Together with Hackel, their combined impulse for innovation brought an alternative assessment of the figure on both an aesthetic as well as a conceptual level. Within the creative process new techniques of building and editing the figures evolved, engineered to pay homage not only to negative space itself, but give importance to the uniqueness of each individual inner core structure. This co-authored work became less concerned with the portrayal of the figure than with the idea behind the figure, and together they developed a new set of criteria physically illustrating our interior essence and complexity. "The ‘Spirit’ collection is all about inner beauty, self-awareness and mindfulness. It relates directly to how we perceive our world. The deeper we look, the more we see."

==Andromeda collection==
In Ward's most recent series of works, Andromeda Collection (2017 - present) the figure has evolved to another level of creative requirements through the use of computer aided design (CAD) software and 3D printing. This series combines the use of digital technology with traditional sculpting, in order to enhance the design of the "open partial figure" originally created in the Spirit Collection.

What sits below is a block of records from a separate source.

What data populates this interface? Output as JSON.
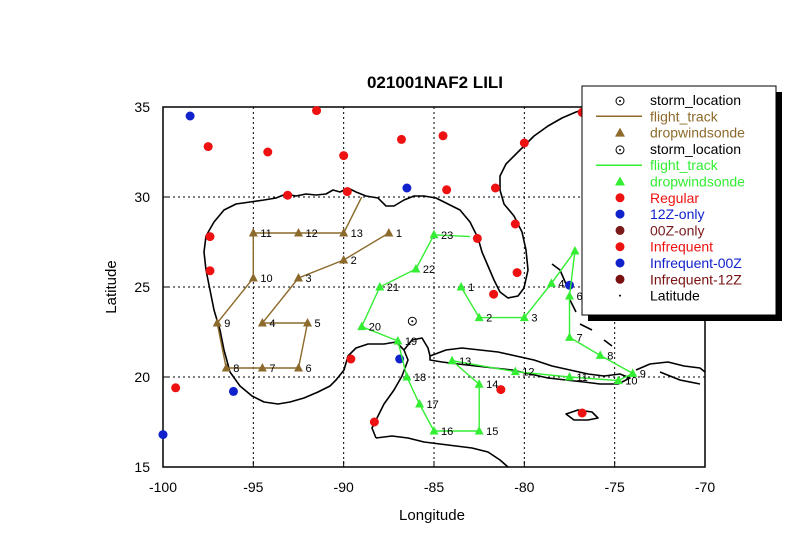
{
  "title": "021001NAF2 LILI",
  "xlabel": "Longitude",
  "ylabel": "Latitude",
  "colors": {
    "flight1": "#8c6a2b",
    "flight2": "#33ee33",
    "regular": "#ee1111",
    "z12": "#1122cc",
    "z00": "#7a1a1a",
    "infrequent": "#ee1111",
    "infrequent00": "#1122cc",
    "infrequent12": "#7a1010"
  },
  "legend": [
    {
      "label": "storm_location",
      "marker": "storm-circle",
      "color": "#000000"
    },
    {
      "label": "flight_track",
      "marker": "line",
      "color": "#8c6a2b"
    },
    {
      "label": "dropwindsonde",
      "marker": "triangle",
      "color": "#8c6a2b"
    },
    {
      "label": "storm_location",
      "marker": "storm-circle",
      "color": "#000000"
    },
    {
      "label": "flight_track",
      "marker": "line",
      "color": "#33ee33"
    },
    {
      "label": "dropwindsonde",
      "marker": "triangle",
      "color": "#33ee33"
    },
    {
      "label": "Regular",
      "marker": "dot",
      "color": "#ee1111"
    },
    {
      "label": "12Z-only",
      "marker": "dot",
      "color": "#1122cc"
    },
    {
      "label": "00Z-only",
      "marker": "dot",
      "color": "#7a1a1a"
    },
    {
      "label": "Infrequent",
      "marker": "dot",
      "color": "#ee1111"
    },
    {
      "label": "Infrequent-00Z",
      "marker": "dot",
      "color": "#1122cc"
    },
    {
      "label": "Infrequent-12Z",
      "marker": "dot",
      "color": "#7a1010"
    },
    {
      "label": "Latitude",
      "marker": "point",
      "color": "#000000"
    }
  ],
  "chart_data": {
    "type": "scatter",
    "title": "021001NAF2 LILI",
    "xlabel": "Longitude",
    "ylabel": "Latitude",
    "xlim": [
      -100,
      -70
    ],
    "ylim": [
      15,
      35
    ],
    "xticks": [
      -100,
      -95,
      -90,
      -85,
      -80,
      -75,
      -70
    ],
    "yticks": [
      15,
      20,
      25,
      30,
      35
    ],
    "xtick_labels": [
      "-100",
      "-95",
      "-90",
      "-85",
      "-80",
      "-75",
      "-70"
    ],
    "ytick_labels": [
      "15",
      "20",
      "25",
      "30",
      "35"
    ],
    "grid": true,
    "legend_position": "top-right",
    "storm_location": [
      {
        "lon": -86.2,
        "lat": 23.1,
        "label": "storm_location"
      }
    ],
    "flight_tracks": [
      {
        "label": "flight_track",
        "color": "#8c6a2b",
        "points": [
          {
            "id": "1",
            "lon": -87.5,
            "lat": 28.0
          },
          {
            "id": "2",
            "lon": -90.0,
            "lat": 26.5
          },
          {
            "id": "3",
            "lon": -92.5,
            "lat": 25.5
          },
          {
            "id": "4",
            "lon": -94.5,
            "lat": 23.0
          },
          {
            "id": "5",
            "lon": -92.0,
            "lat": 23.0
          },
          {
            "id": "6",
            "lon": -92.5,
            "lat": 20.5
          },
          {
            "id": "7",
            "lon": -94.5,
            "lat": 20.5
          },
          {
            "id": "8",
            "lon": -96.5,
            "lat": 20.5
          },
          {
            "id": "9",
            "lon": -97.0,
            "lat": 23.0
          },
          {
            "id": "10",
            "lon": -95.0,
            "lat": 25.5
          },
          {
            "id": "11",
            "lon": -95.0,
            "lat": 28.0
          },
          {
            "id": "12",
            "lon": -92.5,
            "lat": 28.0
          },
          {
            "id": "13",
            "lon": -90.0,
            "lat": 28.0
          },
          {
            "id": "",
            "lon": -89.0,
            "lat": 30.0
          }
        ],
        "path_order": [
          "",
          "13",
          "12",
          "11",
          "10",
          "9",
          "8",
          "7",
          "6",
          "5",
          "4",
          "3",
          "2",
          "1"
        ]
      },
      {
        "label": "flight_track",
        "color": "#33ee33",
        "points": [
          {
            "id": "1",
            "lon": -83.5,
            "lat": 25.0
          },
          {
            "id": "2",
            "lon": -82.5,
            "lat": 23.3
          },
          {
            "id": "3",
            "lon": -80.0,
            "lat": 23.3
          },
          {
            "id": "4",
            "lon": -78.5,
            "lat": 25.2
          },
          {
            "id": "5",
            "lon": -77.2,
            "lat": 27.0
          },
          {
            "id": "6",
            "lon": -77.5,
            "lat": 24.5
          },
          {
            "id": "7",
            "lon": -77.5,
            "lat": 22.2
          },
          {
            "id": "8",
            "lon": -75.8,
            "lat": 21.2
          },
          {
            "id": "9",
            "lon": -74.0,
            "lat": 20.2
          },
          {
            "id": "10",
            "lon": -74.8,
            "lat": 19.8
          },
          {
            "id": "11",
            "lon": -77.5,
            "lat": 20.0
          },
          {
            "id": "12",
            "lon": -80.5,
            "lat": 20.3
          },
          {
            "id": "13",
            "lon": -84.0,
            "lat": 20.9
          },
          {
            "id": "14",
            "lon": -82.5,
            "lat": 19.6
          },
          {
            "id": "15",
            "lon": -82.5,
            "lat": 17.0
          },
          {
            "id": "16",
            "lon": -85.0,
            "lat": 17.0
          },
          {
            "id": "17",
            "lon": -85.8,
            "lat": 18.5
          },
          {
            "id": "18",
            "lon": -86.5,
            "lat": 20.0
          },
          {
            "id": "19",
            "lon": -87.0,
            "lat": 22.0
          },
          {
            "id": "20",
            "lon": -89.0,
            "lat": 22.8
          },
          {
            "id": "21",
            "lon": -88.0,
            "lat": 25.0
          },
          {
            "id": "22",
            "lon": -86.0,
            "lat": 26.0
          },
          {
            "id": "23",
            "lon": -85.0,
            "lat": 27.9
          },
          {
            "id": "",
            "lon": -83.0,
            "lat": 27.8
          }
        ],
        "path_order": [
          "",
          "23",
          "22",
          "21",
          "20",
          "19",
          "18",
          "17",
          "16",
          "15",
          "14",
          "13",
          "12",
          "11",
          "10",
          "9",
          "8",
          "7",
          "6",
          "5",
          "4",
          "3",
          "2",
          "1"
        ]
      }
    ],
    "stations": [
      {
        "lon": -98.5,
        "lat": 34.5,
        "type": "12Z-only",
        "color": "#1122cc"
      },
      {
        "lon": -91.5,
        "lat": 34.8,
        "type": "Regular",
        "color": "#ee1111"
      },
      {
        "lon": -97.5,
        "lat": 32.8,
        "type": "Regular",
        "color": "#ee1111"
      },
      {
        "lon": -94.2,
        "lat": 32.5,
        "type": "Regular",
        "color": "#ee1111"
      },
      {
        "lon": -90.0,
        "lat": 32.3,
        "type": "Regular",
        "color": "#ee1111"
      },
      {
        "lon": -86.8,
        "lat": 33.2,
        "type": "Regular",
        "color": "#ee1111"
      },
      {
        "lon": -84.5,
        "lat": 33.4,
        "type": "Regular",
        "color": "#ee1111"
      },
      {
        "lon": -80.0,
        "lat": 33.0,
        "type": "Regular",
        "color": "#ee1111"
      },
      {
        "lon": -76.8,
        "lat": 34.7,
        "type": "Regular",
        "color": "#ee1111"
      },
      {
        "lon": -93.1,
        "lat": 30.1,
        "type": "Regular",
        "color": "#ee1111"
      },
      {
        "lon": -89.8,
        "lat": 30.3,
        "type": "Regular",
        "color": "#ee1111"
      },
      {
        "lon": -86.5,
        "lat": 30.5,
        "type": "12Z-only",
        "color": "#1122cc"
      },
      {
        "lon": -84.3,
        "lat": 30.4,
        "type": "Regular",
        "color": "#ee1111"
      },
      {
        "lon": -81.6,
        "lat": 30.5,
        "type": "Regular",
        "color": "#ee1111"
      },
      {
        "lon": -80.5,
        "lat": 28.5,
        "type": "Regular",
        "color": "#ee1111"
      },
      {
        "lon": -82.6,
        "lat": 27.7,
        "type": "Regular",
        "color": "#ee1111"
      },
      {
        "lon": -97.4,
        "lat": 27.8,
        "type": "Regular",
        "color": "#ee1111"
      },
      {
        "lon": -97.4,
        "lat": 25.9,
        "type": "Regular",
        "color": "#ee1111"
      },
      {
        "lon": -80.4,
        "lat": 25.8,
        "type": "Regular",
        "color": "#ee1111"
      },
      {
        "lon": -81.7,
        "lat": 24.6,
        "type": "Regular",
        "color": "#ee1111"
      },
      {
        "lon": -77.5,
        "lat": 25.1,
        "type": "12Z-only",
        "color": "#1122cc"
      },
      {
        "lon": -89.6,
        "lat": 21.0,
        "type": "Regular",
        "color": "#ee1111"
      },
      {
        "lon": -86.9,
        "lat": 21.0,
        "type": "12Z-only",
        "color": "#1122cc"
      },
      {
        "lon": -99.3,
        "lat": 19.4,
        "type": "Regular",
        "color": "#ee1111"
      },
      {
        "lon": -96.1,
        "lat": 19.2,
        "type": "12Z-only",
        "color": "#1122cc"
      },
      {
        "lon": -100.0,
        "lat": 16.8,
        "type": "12Z-only",
        "color": "#1122cc"
      },
      {
        "lon": -88.3,
        "lat": 17.5,
        "type": "Regular",
        "color": "#ee1111"
      },
      {
        "lon": -81.3,
        "lat": 19.3,
        "type": "Regular",
        "color": "#ee1111"
      },
      {
        "lon": -76.8,
        "lat": 18.0,
        "type": "Regular",
        "color": "#ee1111"
      }
    ]
  }
}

The process began by taking a high-resolution 3D scan of a bronze sculpture created specifically for this purpose. The resulting digital data file is then re-sculpted in the 3D sculpting software program and a central supporting structure added in. Finally, the digital files are printed employing a SLS 3D printer in a wax polymer and a lost-wax bronze cast is made in the traditional manner. The finished sculpture takes advantage of the unique capability of sculpting at a microscopic level and the freedom of being able to create a structure without having to support it during construction in cyberspace. The resulting artwork would be impossible to create by hand.

Creating the figure using this technology changed everything about modeling the sculpture and allowed a previously inconceivable amount of freedom for the imagination. The choice to combine traditional hand-made/analogue sculptural methods with digital techniques, allowed Ward to maintain certain elements unique to the traditional materials used that were absent in the digital world of mathematics and geometry. In contrast, the development of an interior structure to serve as a central core for these sculpture became the ideal element in which to employ these new digital resources. Some of digital interior structural features designed for the Andromeda Collection also transferred over to the Spirits Collection in 2019.